Corte costituzionale, 21 giugno 2010, n. 226 – Sulla legittimità costituzionale delle cd. “ronde”

11.05.2010

Corte costituzionale, 21 giugno 2010, n. 226

Giudizi di legittimità costituzionale in via principale, promossi dalle Regioni Toscana, Emilia-Romagna e Umbria avverso lo Stato

Norme impugnate e parametri di riferimento:

Sono impugnati i commi 40, 41 e 42 dell’art. 3 della legge 15 luglio 2009, n. 94, nella parte in cui prevedono che i sindaci, previa intesa con il prefetto, possono avvalersi della collaborazione di cittadini non armati al fine di segnalare alle Forze di polizia dello Stato o locali eventi che possano arrecare danno alla sicurezza urbana ovvero situazioni di disagio sociale. I commi 41 e 42 disciplinano le modalità di iscrizione delle associazioni di volontari in un apposito elenco e i criteri per la costituzione e il funzionamento delle associazioni medesime.

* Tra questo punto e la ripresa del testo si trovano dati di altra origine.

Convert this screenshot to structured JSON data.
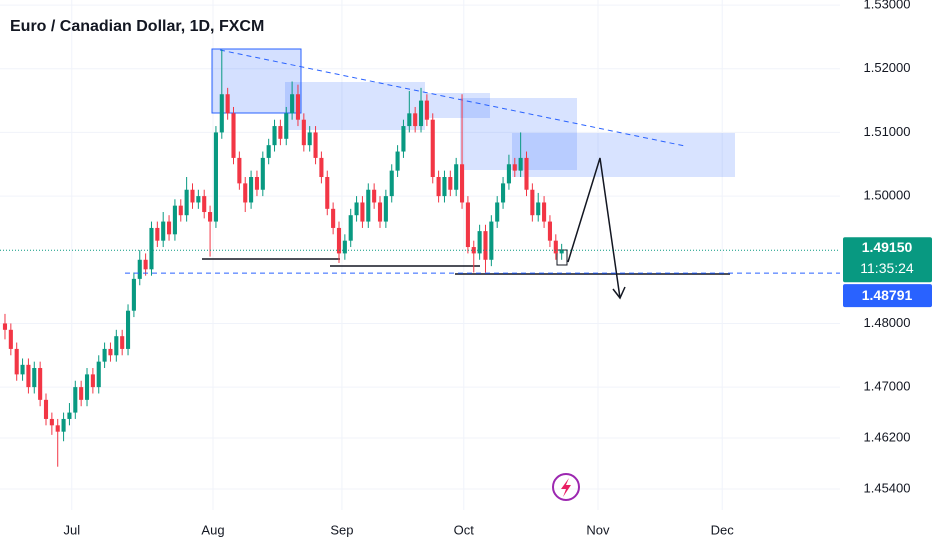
{
  "chart_data": {
    "type": "candlestick",
    "title": "Euro / Canadian Dollar, 1D, FXCM",
    "x": [
      0,
      1,
      2,
      3,
      4,
      5,
      6,
      7,
      8,
      9,
      10,
      11,
      12,
      13,
      14,
      15,
      16,
      17,
      18,
      19,
      20,
      21,
      22,
      23,
      24,
      25,
      26,
      27,
      28,
      29,
      30,
      31,
      32,
      33,
      34,
      35,
      36,
      37,
      38,
      39,
      40,
      41,
      42,
      43,
      44,
      45,
      46,
      47,
      48,
      49,
      50,
      51,
      52,
      53,
      54,
      55,
      56,
      57,
      58,
      59,
      60,
      61,
      62,
      63,
      64,
      65,
      66,
      67,
      68,
      69,
      70,
      71,
      72,
      73,
      74,
      75,
      76,
      77,
      78,
      79,
      80,
      81,
      82,
      83,
      84,
      85,
      86,
      87,
      88,
      89,
      90,
      91,
      92,
      93,
      94,
      95
    ],
    "open": [
      1.48,
      1.479,
      1.476,
      1.472,
      1.4735,
      1.47,
      1.473,
      1.468,
      1.465,
      1.464,
      1.463,
      1.465,
      1.466,
      1.47,
      1.468,
      1.472,
      1.47,
      1.474,
      1.476,
      1.475,
      1.478,
      1.476,
      1.482,
      1.487,
      1.49,
      1.4885,
      1.495,
      1.493,
      1.496,
      1.494,
      1.4985,
      1.497,
      1.501,
      1.499,
      1.5,
      1.4975,
      1.496,
      1.51,
      1.516,
      1.513,
      1.506,
      1.502,
      1.499,
      1.503,
      1.501,
      1.506,
      1.508,
      1.511,
      1.509,
      1.513,
      1.516,
      1.512,
      1.508,
      1.51,
      1.506,
      1.503,
      1.498,
      1.495,
      1.491,
      1.493,
      1.497,
      1.499,
      1.496,
      1.501,
      1.499,
      1.496,
      1.5,
      1.504,
      1.507,
      1.511,
      1.513,
      1.511,
      1.515,
      1.512,
      1.503,
      1.5,
      1.503,
      1.501,
      1.505,
      1.499,
      1.492,
      1.491,
      1.4945,
      1.49,
      1.496,
      1.499,
      1.502,
      1.505,
      1.504,
      1.506,
      1.501,
      1.497,
      1.499,
      1.496,
      1.493,
      1.491
    ],
    "high": [
      1.4815,
      1.48,
      1.477,
      1.4745,
      1.4745,
      1.474,
      1.474,
      1.469,
      1.466,
      1.465,
      1.466,
      1.4675,
      1.471,
      1.471,
      1.473,
      1.473,
      1.475,
      1.477,
      1.477,
      1.479,
      1.479,
      1.483,
      1.488,
      1.4915,
      1.491,
      1.496,
      1.496,
      1.4975,
      1.497,
      1.4995,
      1.4995,
      1.503,
      1.502,
      1.501,
      1.501,
      1.4985,
      1.511,
      1.523,
      1.517,
      1.514,
      1.507,
      1.503,
      1.504,
      1.504,
      1.507,
      1.509,
      1.512,
      1.512,
      1.514,
      1.518,
      1.5175,
      1.513,
      1.511,
      1.511,
      1.507,
      1.504,
      1.499,
      1.496,
      1.494,
      1.498,
      1.5,
      1.5,
      1.502,
      1.502,
      1.5,
      1.501,
      1.505,
      1.508,
      1.512,
      1.5165,
      1.514,
      1.517,
      1.516,
      1.513,
      1.504,
      1.504,
      1.504,
      1.506,
      1.516,
      1.5,
      1.493,
      1.4955,
      1.4955,
      1.497,
      1.5,
      1.503,
      1.5065,
      1.506,
      1.51,
      1.507,
      1.502,
      1.5005,
      1.5,
      1.497,
      1.494,
      1.4925
    ],
    "low": [
      1.4775,
      1.475,
      1.471,
      1.471,
      1.469,
      1.469,
      1.467,
      1.464,
      1.4625,
      1.4575,
      1.4615,
      1.464,
      1.465,
      1.467,
      1.467,
      1.469,
      1.469,
      1.473,
      1.474,
      1.474,
      1.475,
      1.475,
      1.481,
      1.486,
      1.4875,
      1.4875,
      1.492,
      1.492,
      1.493,
      1.493,
      1.496,
      1.496,
      1.498,
      1.498,
      1.4965,
      1.4905,
      1.495,
      1.509,
      1.512,
      1.505,
      1.501,
      1.4975,
      1.498,
      1.5,
      1.5,
      1.505,
      1.507,
      1.508,
      1.508,
      1.512,
      1.511,
      1.507,
      1.507,
      1.505,
      1.502,
      1.497,
      1.494,
      1.4895,
      1.49,
      1.492,
      1.496,
      1.495,
      1.495,
      1.498,
      1.495,
      1.495,
      1.499,
      1.503,
      1.506,
      1.51,
      1.51,
      1.51,
      1.511,
      1.502,
      1.499,
      1.499,
      1.5,
      1.5,
      1.498,
      1.491,
      1.488,
      1.49,
      1.488,
      1.489,
      1.495,
      1.498,
      1.501,
      1.503,
      1.503,
      1.5,
      1.496,
      1.496,
      1.495,
      1.492,
      1.49,
      1.49
    ],
    "close": [
      1.479,
      1.476,
      1.472,
      1.4735,
      1.47,
      1.473,
      1.468,
      1.465,
      1.464,
      1.463,
      1.465,
      1.466,
      1.47,
      1.468,
      1.472,
      1.47,
      1.474,
      1.476,
      1.475,
      1.478,
      1.476,
      1.482,
      1.487,
      1.49,
      1.4885,
      1.495,
      1.493,
      1.496,
      1.494,
      1.4985,
      1.497,
      1.501,
      1.499,
      1.5,
      1.4975,
      1.496,
      1.51,
      1.516,
      1.513,
      1.506,
      1.502,
      1.499,
      1.503,
      1.501,
      1.506,
      1.508,
      1.511,
      1.509,
      1.513,
      1.516,
      1.512,
      1.508,
      1.51,
      1.506,
      1.503,
      1.498,
      1.495,
      1.491,
      1.493,
      1.497,
      1.499,
      1.496,
      1.501,
      1.499,
      1.496,
      1.5,
      1.504,
      1.507,
      1.511,
      1.513,
      1.511,
      1.515,
      1.512,
      1.503,
      1.5,
      1.503,
      1.501,
      1.505,
      1.499,
      1.492,
      1.491,
      1.4945,
      1.49,
      1.496,
      1.499,
      1.502,
      1.505,
      1.504,
      1.506,
      1.501,
      1.497,
      1.499,
      1.496,
      1.493,
      1.491,
      1.4915
    ],
    "up_color": "#089981",
    "down_color": "#f23645",
    "xlim": [
      -0.85,
      142.5
    ],
    "ylim": [
      1.4507,
      1.5308
    ],
    "xticks": [
      {
        "value": 11.4,
        "label": "Jul"
      },
      {
        "value": 35.5,
        "label": "Aug"
      },
      {
        "value": 57.5,
        "label": "Sep"
      },
      {
        "value": 78.3,
        "label": "Oct"
      },
      {
        "value": 101.2,
        "label": "Nov"
      },
      {
        "value": 122.4,
        "label": "Dec"
      }
    ],
    "yticks": [
      {
        "value": 1.53,
        "label": "1.53000"
      },
      {
        "value": 1.52,
        "label": "1.52000"
      },
      {
        "value": 1.51,
        "label": "1.51000"
      },
      {
        "value": 1.5,
        "label": "1.50000"
      },
      {
        "value": 1.48,
        "label": "1.48000"
      },
      {
        "value": 1.47,
        "label": "1.47000"
      },
      {
        "value": 1.462,
        "label": "1.46200"
      },
      {
        "value": 1.454,
        "label": "1.45400"
      }
    ],
    "grid": true,
    "last_price": {
      "value": 1.4915,
      "label": "1.49150",
      "color": "#089981"
    },
    "countdown": "11:35:24",
    "alert_price": {
      "value": 1.48791,
      "label": "1.48791",
      "color": "#2962ff"
    }
  }
}
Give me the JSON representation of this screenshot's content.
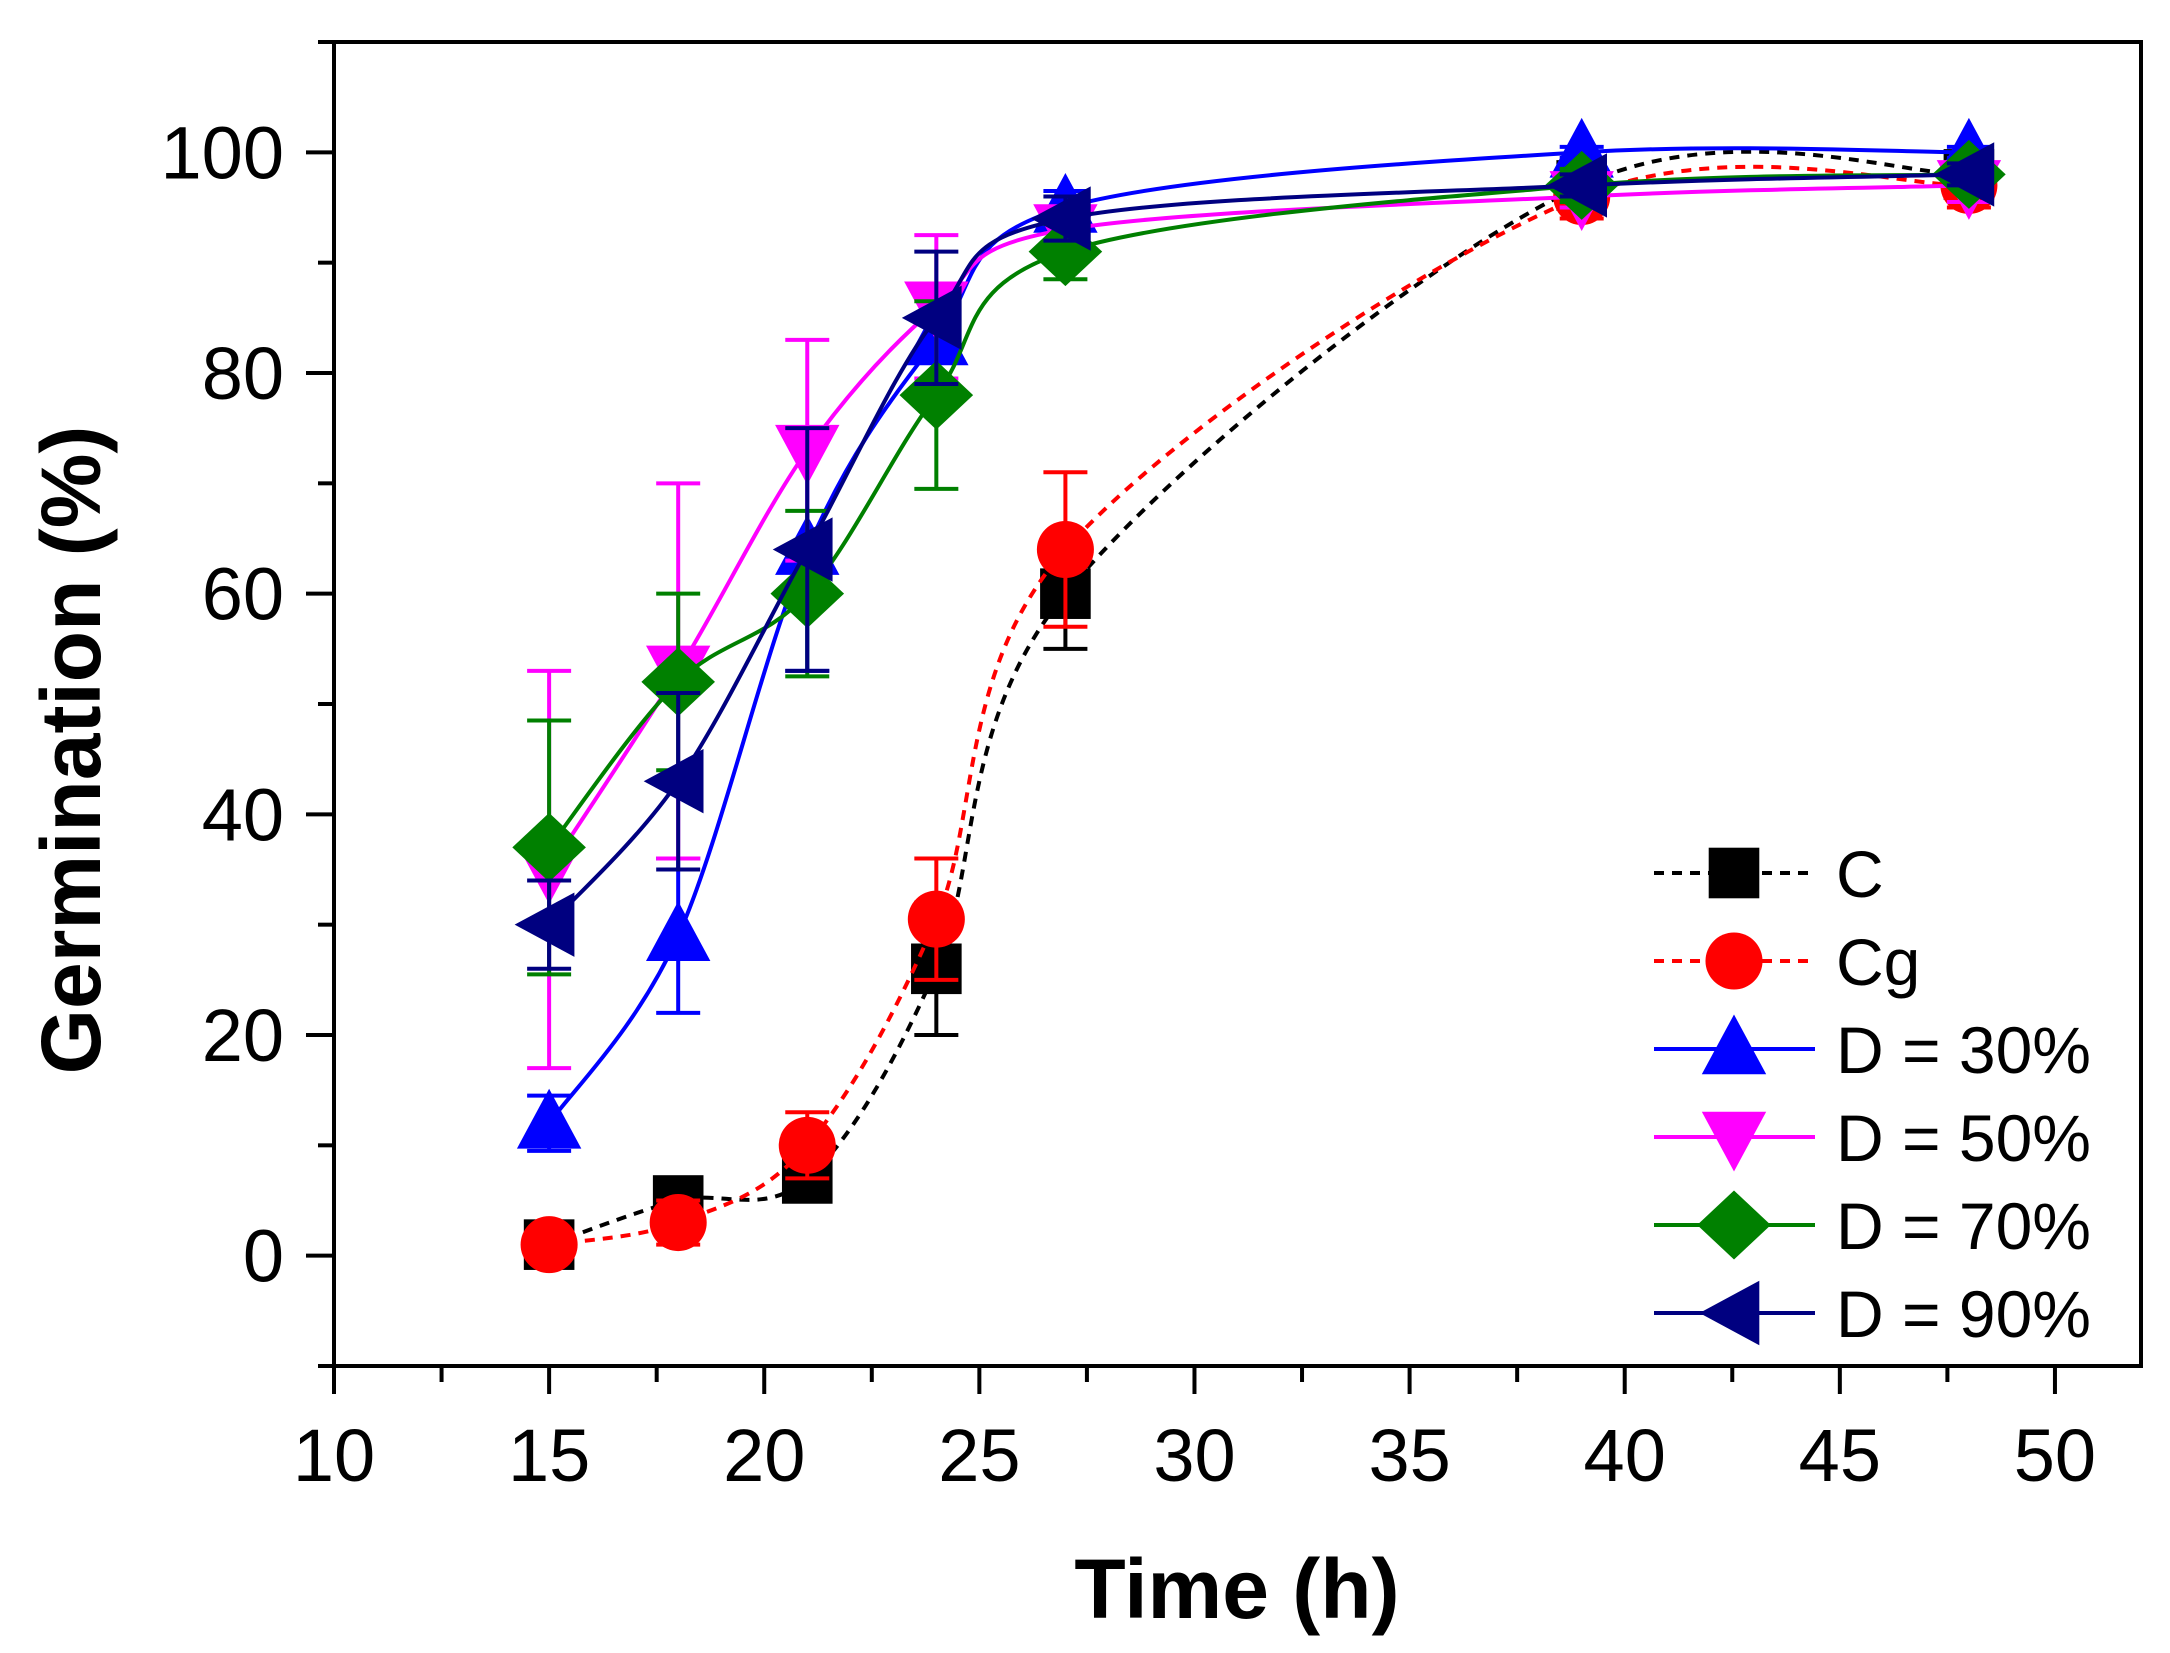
{
  "chart_data": {
    "type": "line",
    "title": "",
    "xlabel": "Time (h)",
    "ylabel": "Germination (%)",
    "xlim": [
      10,
      52
    ],
    "ylim": [
      -10,
      110
    ],
    "xticks": [
      10,
      15,
      20,
      25,
      30,
      35,
      40,
      45,
      50
    ],
    "yticks": [
      0,
      20,
      40,
      60,
      80,
      100
    ],
    "legend_position": "bottom-right",
    "x": [
      15,
      18,
      21,
      24,
      27,
      39,
      48
    ],
    "series": [
      {
        "name": "C",
        "color": "#000000",
        "marker": "square",
        "dashed": true,
        "values": [
          1,
          5,
          7,
          26,
          60,
          97,
          98
        ],
        "errors": [
          1,
          1,
          1.5,
          6,
          5,
          1.5,
          1
        ]
      },
      {
        "name": "Cg",
        "color": "#ff0000",
        "marker": "circle",
        "dashed": true,
        "values": [
          1,
          3,
          10,
          30.5,
          64,
          96,
          97
        ],
        "errors": [
          1,
          2,
          3,
          5.5,
          7,
          2,
          2
        ]
      },
      {
        "name": "D = 30%",
        "color": "#0000ff",
        "marker": "triangle-up",
        "dashed": false,
        "values": [
          12,
          29,
          64,
          83,
          95,
          100,
          100
        ],
        "errors": [
          2.5,
          7,
          11,
          4,
          1.5,
          0.5,
          0.5
        ]
      },
      {
        "name": "D = 50%",
        "color": "#ff00ff",
        "marker": "triangle-down",
        "dashed": false,
        "values": [
          35,
          53,
          73,
          86,
          93,
          96,
          97
        ],
        "errors": [
          18,
          17,
          10,
          6.5,
          2,
          1,
          1.5
        ]
      },
      {
        "name": "D = 70%",
        "color": "#008000",
        "marker": "diamond",
        "dashed": false,
        "values": [
          37,
          52,
          60,
          78,
          91,
          97,
          98
        ],
        "errors": [
          11.5,
          8,
          7.5,
          8.5,
          2.5,
          1.5,
          1
        ]
      },
      {
        "name": "D = 90%",
        "color": "#000080",
        "marker": "triangle-left",
        "dashed": false,
        "values": [
          30,
          43,
          64,
          85,
          94,
          97,
          98
        ],
        "errors": [
          4,
          8,
          11,
          6,
          2,
          1,
          1
        ]
      }
    ]
  }
}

Secondo le ricorrenti, le disposizioni violate sarebbero lesive della competenza esclusiva regionale in materia di polizia amministrativa locale espressamente prevista dall’art. 117, co. 2, lett. h), nonché del principio di leale collaborazione.

Argomentazioni della Corte:

Il giudizio della Corte è limitato ad una verifica della conformità delle disposizioni impugnate con le competenze legislative regionali, con specifico riferimento alla spettanza del potere di stabilire le condizioni alle quali i Comuni possono avvalersi della collaborazione di associazioni di privati per il controllo del territorio.

In particolare, la Corte si sofferma sulla nozione di “sicurezza pubblica”, alla quale espressamente il legislatore statale riconduce l’attività delle associazioni di volontari. Per consolidata giurisprudenza della Corte, la nozione di sicurezza pubblica va intesa in senso restrittivo, avuto riguardo cioiè solo all’attività di prevenzione e repressione dei reati. L’intera disciplina dettata dalle norme impugnate si presenta coerente con una lettura del concetto di sicurezza urbana di siffatto tenore. In questo ambito, appare legittimo l’affidamento ad associazioni di volontari di compiti di mera osservazione e segnalazione, posto che il codice penale riconosce a ciascun privato cittadino la facoltà di denunciare i reati, perseguibili d’ufficio, di cui venga a conoscenza.

Ad un diverso giudizio giunge la Corte in riferimento all’espressione “situazioni di disagio sociale” utilizzata dal legislatore per circoscrivere l’attività delle associazioni di volontari. In questo caso, risulta impraticabile una lettura conforme al dettato costituzionale, trattandosi di una formula che inevitabilmente incide sulla materia “servizi sociali”, di competenza residuale delle Regioni. Il riferimento alle “situazioni di disagio sociale” appare conseguentemente spurio ed eccentrico, ma tale circostanza rende la disciplina complementare delle disposizioni impugnate non incompatibile con i parametri costituzionali evocati.

Decisione della Corte:

La Corte dichiara l’illegittimità costituzionale dell’art. 3, comma 40 della legge n. 94 del 2009, limitatamente alle parole: “ovvero situazioni di disagio sociale”.

Giurisprudenza richiamata:

–          Sulla nozione di sicurezza urbana: Corte cost., sent. n. 196 del 2009;

Sull’interpretazione restrittiva della materia “ordine pubblico e sicurezza”: Corte cost., sentt. nn. 428 del 2004, 95 e 383 del 2005, 222 e 237 del 2006, 129 del 2009.